Asset tokenization in banks: a real threat to bitcoin that no one talks about
While the market discusses MicroStrategy's impact on Bitcoin, the real long-term threat to BTC comes from a different source. It is the mass adoption of asset tokenization by the world's largest banks on private blockchains. In my firm belief, it is this trend, not the actions of individual corporations, that could fundamentally change the landscape of the crypto industry.
Wall Street moves to private rails
More than 15 leading global banks are actively launching solutions for tokenized finance. JPMorgan's Kinexys platform (formerly Onyx) has already processed over $3 trillion since launch, with daily transaction volumes exceeding $7 billion. Notably, the bank's CEO Jamie Dimon continues to criticize Bitcoin, yet his organization is actively building blockchain infrastructure.
However, the key arena is the Canton Network. Here, DTCC is tokenizing US government bonds with plans to complete the project by 2026. HSBC is testing tokenized deposits, and Goldman Sachs is settling tokenized bonds. The results are impressive: in the 30 days leading up to the end of June, Canton collected about $60 million in fees, while Ethereum collected only $11 million over the same period.
Why is this a threat to Bitcoin?
JPMorgan analysts led by Nikolaos Panigirtzoglou directly point out: if settlements and assets move to permissioned networks, public blockchains will eventually lose activity, liquidity, and capital inflows. Institutional players choose private systems due to manageability, confidentiality, and legal predictability.
The Bank for International Settlements (BIS) has also expressed similar concerns, stating that public blockchains face issues of scalability and financial transparency. The regulator supports unified ledgers based on regulated platforms.
The scale is already impressive: about $31 billion in tokenized real-world assets are hosted on public blockchains, with two-thirds of that amount on Ethereum. But JPMorgan expects that as the market grows, most issuance and settlement will move to closed platforms with permissioned access.
Alternative view and my opinion
There is also an opposing viewpoint: Bitcoin is valuable not for mass use in finance, but due to its scarcity and neutral status. Some analysts already prefer stablecoins and tokenization over direct investments in BTC.
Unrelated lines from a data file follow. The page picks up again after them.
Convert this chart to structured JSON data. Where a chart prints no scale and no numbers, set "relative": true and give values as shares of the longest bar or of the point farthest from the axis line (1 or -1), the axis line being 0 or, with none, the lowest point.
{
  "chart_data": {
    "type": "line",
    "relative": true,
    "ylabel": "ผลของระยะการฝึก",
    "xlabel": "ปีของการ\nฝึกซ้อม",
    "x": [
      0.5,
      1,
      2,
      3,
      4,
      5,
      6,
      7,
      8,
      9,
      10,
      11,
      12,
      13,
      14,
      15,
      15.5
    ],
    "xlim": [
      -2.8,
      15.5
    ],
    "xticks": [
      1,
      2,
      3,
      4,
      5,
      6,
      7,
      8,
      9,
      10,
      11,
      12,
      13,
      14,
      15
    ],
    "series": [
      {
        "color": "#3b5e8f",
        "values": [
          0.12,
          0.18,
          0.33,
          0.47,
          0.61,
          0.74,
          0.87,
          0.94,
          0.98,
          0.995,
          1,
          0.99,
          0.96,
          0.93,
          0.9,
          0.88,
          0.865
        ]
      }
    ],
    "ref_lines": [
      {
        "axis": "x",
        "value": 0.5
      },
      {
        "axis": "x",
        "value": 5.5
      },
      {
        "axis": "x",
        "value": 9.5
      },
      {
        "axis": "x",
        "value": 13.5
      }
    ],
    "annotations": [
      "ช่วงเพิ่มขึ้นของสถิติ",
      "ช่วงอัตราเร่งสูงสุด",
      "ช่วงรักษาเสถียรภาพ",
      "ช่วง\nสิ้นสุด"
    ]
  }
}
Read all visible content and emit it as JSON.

My expert assessment: Asset tokenization in banks is not just a technological trend, but a fundamental shift. Bitcoin will remain as digital gold and a store of value, but its role in global finance could significantly diminish. Institutional money will go where there is control and predictability, not where decentralization reigns. Investors should closely monitor the development of private blockchain networks — that is where the future of financial infrastructure is currently being shaped.